Bevor die Teiglinge in den warmen Gärraum kommen, werden sie zwölf bis 16 Stunden bei null Grad gekühlt. „Diese Zeit ist nötig, damit die Hefepilze langsam die vollen Aroma- und Geschmacksstoffe entwickeln können, die nach dem Backen in die Kruste wandern“, erklärt der Bäcker. Zur ausgedehnten Teigführung kommt außerdem eine längere und schonendere Backzeit. Heyderichs Knüppel aus der computergesteuerten Backstube schmecken intensiv nach Brötchen, bleiben lange frisch und knusprig. Sie haben wenig gemein mit den Discounter-Brötchen, die nach dem Erkalten oft zu zähen Kaupappen werden.

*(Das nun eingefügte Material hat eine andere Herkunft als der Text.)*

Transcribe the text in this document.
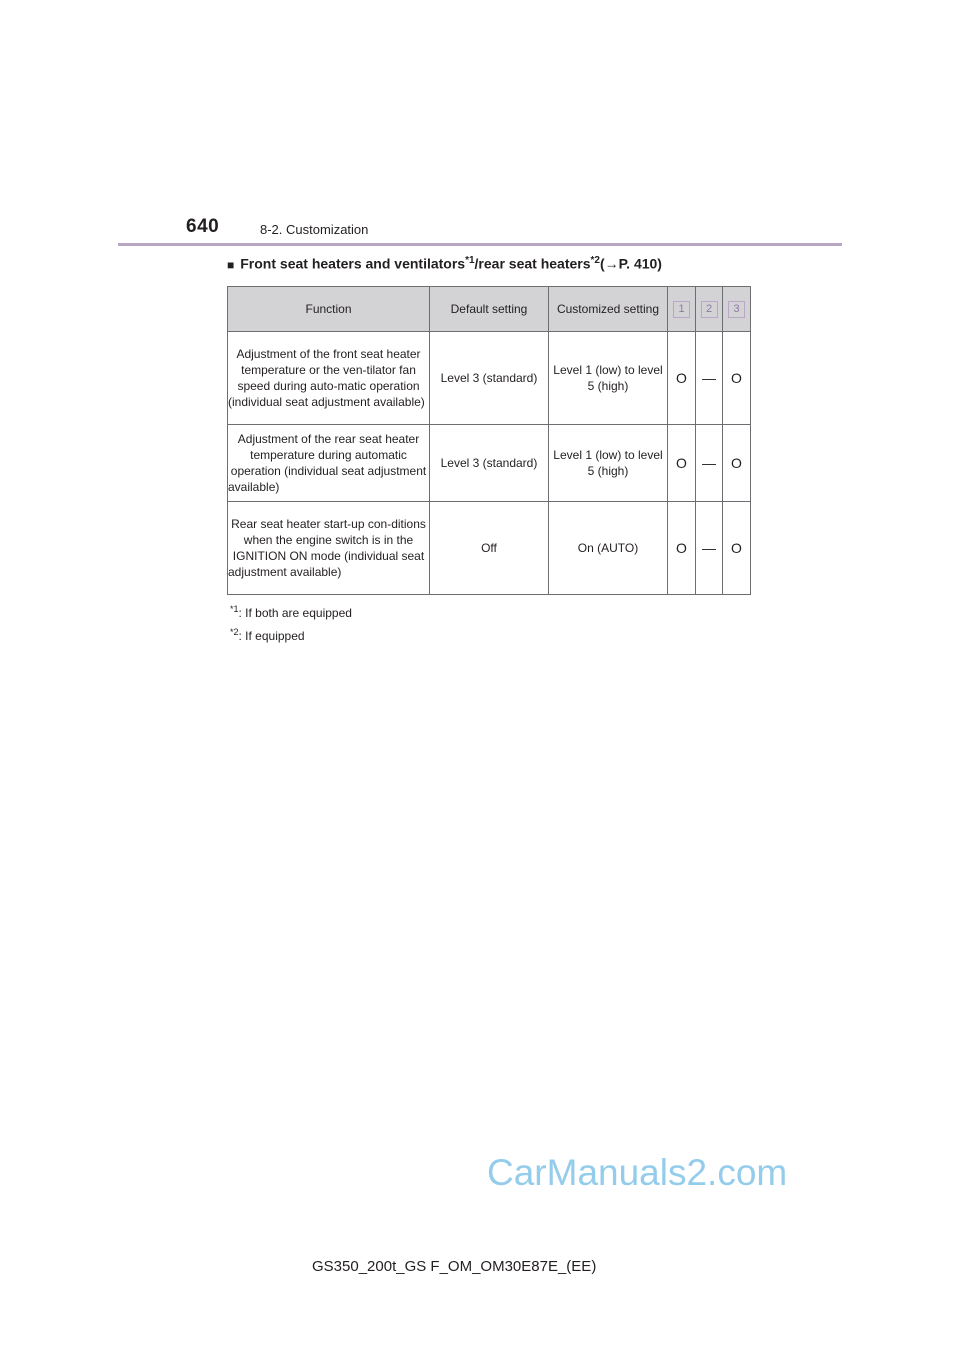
640	8-2. Customization
■ Front seat heaters and ventilators$^{*1}$/rear seat heaters$^{*2}$(→P. 410)
Function	Default setting	Customized setting	1	2	3
Adjustment of the front seat heater temperature or the ven-tilator fan speed during auto-matic operation (individual seat adjustment available)	Level 3 (standard)	Level 1 (low) to level 5 (high)	O	—	O
Adjustment of the rear seat heater temperature during automatic operation (individual seat adjustment available)	Level 3 (standard)	Level 1 (low) to level 5 (high)	O	—	O
Rear seat heater start-up con-ditions when the engine switch is in the IGNITION ON mode (individual seat adjustment available)	Off	On (AUTO)	O	—	O
$^{*1}$: If both are equipped
$^{*2}$: If equipped
CarManuals2.com
GS350_200t_GS F_OM_OM30E87E_(EE)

Dafür greifen Heyderichs Kunden eben ein wenig tiefer in die Tasche. Ein Knüppel kostet 30 Cent.

Nach den Prinzipien von Slow Baking stellt Wolfgang Heyderich alle seine Backwaren her. Der Mittelständler betreibt eines von zwölf Unternehmen in Deutschland, die von dem 2003 gegründeten Verein bislang voll zertifiziert worden sind. 15 weitere Bäcker und Konditoren haben jeweils zehn Slow Baking-Produkte im Angebot. Bei 400 Mitgliedern ist das ein mageres Ergebnis. Das findet auch der Vereinsvorsitzende Ingo Rasche, selbst Bäcker und Konditormeister aus dem westfälischen Löhne. Deshalb will Rasche neben den regelmäßig stattfindenden Slow Baking-Fachseminaren öffentliche Geschmacksschulen oder Verkostungen veranstalten, um Slow Baking einem größeren Publikum bekannt zu machen. Zudem schwebt dem Vereinschef eine Zusammenarbeit mit der etablierten Slow Food- Bewegung vor. Die Langsambäcker würden sich gerne bei den Langsamessern einklinken.